L’avenue Louis Bertrand et ses abords menacés par un projet rétrograde : abattage de 108 arbres, suppression des pavés, maintien de la prédominance automobile

L’avenue Louis Bertrand et ses abords menacés par un projet rétrograde : abattage de 108 arbres, suppression des pavés, maintien de la prédominance automobile

Porté par la commune de Schaerbeek, le projet de réaménagement de l’avenue et de ses abords est un non-sens sur les plans environnementaux, patrimoniaux, et de la mobilité. Abattre les arbres, réduire les surfaces végétalisées, supprimer des pavés et maintenir le stationnement n’apportent aucune réponse à la crise environnementale. L’avenue Louis Bertrand mérite une rénovation et un entretien à la mesure de sa valeur patrimoniale et des enjeux environnementaux. L’ARAU demande à la Région de recaler ce projet d’un autre temps.

Le projet de la commune va à l’encontre des exigences environnementales actuelles. D’une part, l’abattage des 108 platanes (en bonne santé !) et leur remplacement par d’autres essences ne semblent justifiés que par la volonté communale de diminuer la fréquence et donc le coût de l’élagage de ces arbres. Une position indéfendable à l’heure de l’urgence climatique. D’autre part, la diminution des surfaces végétalisées (1400m² de moins) constitue un recul dans le cadre de la lutte contre les inondations, mais aussi contre les îlots de chaleur ! Pour répondre à ces enjeux, il faut conserver les arbres et maintenir, voire augmenter, les surfaces végétalisées.

 

L’avenue Louis Bertrand vue depuis la chaussée de Haecht (photo juin 2021)

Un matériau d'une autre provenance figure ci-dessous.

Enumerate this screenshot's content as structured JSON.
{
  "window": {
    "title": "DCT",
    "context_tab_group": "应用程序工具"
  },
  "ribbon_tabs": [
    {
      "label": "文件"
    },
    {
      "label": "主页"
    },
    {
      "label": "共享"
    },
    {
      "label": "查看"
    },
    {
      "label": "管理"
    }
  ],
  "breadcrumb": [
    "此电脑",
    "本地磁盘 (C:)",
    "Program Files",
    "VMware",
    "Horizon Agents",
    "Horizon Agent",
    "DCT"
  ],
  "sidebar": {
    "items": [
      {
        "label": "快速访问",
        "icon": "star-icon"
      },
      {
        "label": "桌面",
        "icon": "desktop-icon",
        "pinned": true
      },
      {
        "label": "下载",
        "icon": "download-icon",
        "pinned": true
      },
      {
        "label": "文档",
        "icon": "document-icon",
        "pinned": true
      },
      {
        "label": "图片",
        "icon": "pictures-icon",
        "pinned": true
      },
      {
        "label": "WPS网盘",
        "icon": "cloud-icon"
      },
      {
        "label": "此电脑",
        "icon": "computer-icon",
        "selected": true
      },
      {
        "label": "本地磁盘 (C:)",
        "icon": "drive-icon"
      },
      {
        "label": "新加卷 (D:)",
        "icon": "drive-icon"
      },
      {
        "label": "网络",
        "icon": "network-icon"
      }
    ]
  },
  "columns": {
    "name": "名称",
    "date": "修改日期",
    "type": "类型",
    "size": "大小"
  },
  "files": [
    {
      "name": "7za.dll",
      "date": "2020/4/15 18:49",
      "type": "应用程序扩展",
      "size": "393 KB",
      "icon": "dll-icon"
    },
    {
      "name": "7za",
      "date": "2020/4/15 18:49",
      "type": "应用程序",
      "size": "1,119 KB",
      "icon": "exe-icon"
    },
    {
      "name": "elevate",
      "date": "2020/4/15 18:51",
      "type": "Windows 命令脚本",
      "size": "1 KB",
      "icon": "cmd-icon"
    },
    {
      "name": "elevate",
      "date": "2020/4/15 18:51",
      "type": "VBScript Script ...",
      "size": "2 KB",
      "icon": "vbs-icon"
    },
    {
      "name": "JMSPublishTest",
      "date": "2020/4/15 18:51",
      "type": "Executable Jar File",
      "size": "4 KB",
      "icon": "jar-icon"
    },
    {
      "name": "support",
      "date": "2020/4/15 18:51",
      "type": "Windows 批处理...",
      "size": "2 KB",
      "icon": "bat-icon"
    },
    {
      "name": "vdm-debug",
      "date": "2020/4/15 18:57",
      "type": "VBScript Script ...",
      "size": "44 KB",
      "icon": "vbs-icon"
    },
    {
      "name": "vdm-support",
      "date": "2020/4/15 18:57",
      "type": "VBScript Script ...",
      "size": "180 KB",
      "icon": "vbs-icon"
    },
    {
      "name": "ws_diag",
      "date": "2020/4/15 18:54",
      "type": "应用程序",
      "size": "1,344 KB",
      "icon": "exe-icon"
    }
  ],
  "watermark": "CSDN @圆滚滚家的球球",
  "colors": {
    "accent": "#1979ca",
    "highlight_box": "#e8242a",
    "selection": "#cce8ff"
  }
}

Par ailleurs, l’ARAU, comme d’autres associations, s’étonne du manque d’ambition de la commune de Schaerbeek en matière de promotion de la mobilité active et de diminution de l’emprise de la voiture sur l’espace public : le projet maintient les quatre bandes de stationnement, et réduit de moins de 10% seulement le nombre d’emplacements. Il ne réduit pas la largeur des voiries dédiées à la circulation des véhicules et n’augmente presque pas celle des cheminements piétons : les trottoirs latéraux conservent les mêmes dimensions, tandis que les cheminements piétons sur la berme centrale gagnent… 10 cm de chaque côté. Le tout au détriment des surfaces végétalisées (les 1400 m²), sans que les surfaces dédiées à la voiture soient remises en question ! Une réelle avancée, vraiment ?

 

Situation actuelle des deux voiries latérales de l’avenue Louis-Bertrand : deux bandes de stationnement des deux côtés de la route, une bande cyclable marquée dans le sens de la montée, et une bande cyclable suggérée dans celui de la descente (photos juin 2021).

Ce statu quo pose question : il est contraire au principe STOP, et au Plan régional de Mobilité (PRM) « Goodmove ». L’avenue y fait partie du réseau auto « quartier », du réseau piéton « plus », et du réseau vélo « confort ». Le trafic automobile de transit y est donc exclu, au profit d’une desserte uniquement locale, et son aménagement doit permettre d’offrir plus d’espace et de confort aux modes actifs de déplacement. Rééquilibrer le partage de l’espace public de l’avenue Louis Bertrand au profit de ceux-ci et au détriment de la voiture est donc une nécessité pour respecter ce plan !

Pire encore : côté berme centrale, les bandes de stationnement et les trottoirs seraient établis au même niveau, en saillie par rapport à la voirie. Pour distinguer ces deux espaces, le projet ne prévoit aucun dispositif physique. Cet aménagement constitue donc un danger pour les piétons, et est en totale contradiction avec l’une des fonctions premières du trottoir : protéger les piétons des véhicules !

 

Les plans de la commune de Schaerbeek prévoient de mettre au même niveau (et avec le même revêtement) trottoirs et places de stationnement, en saillie par rapport à la chaussée, sans aucun dispositif physique pour les distinguer. Une source de danger pour les usagers faibles ! (source : Carnet de détails techniques – documents relatifs au projet).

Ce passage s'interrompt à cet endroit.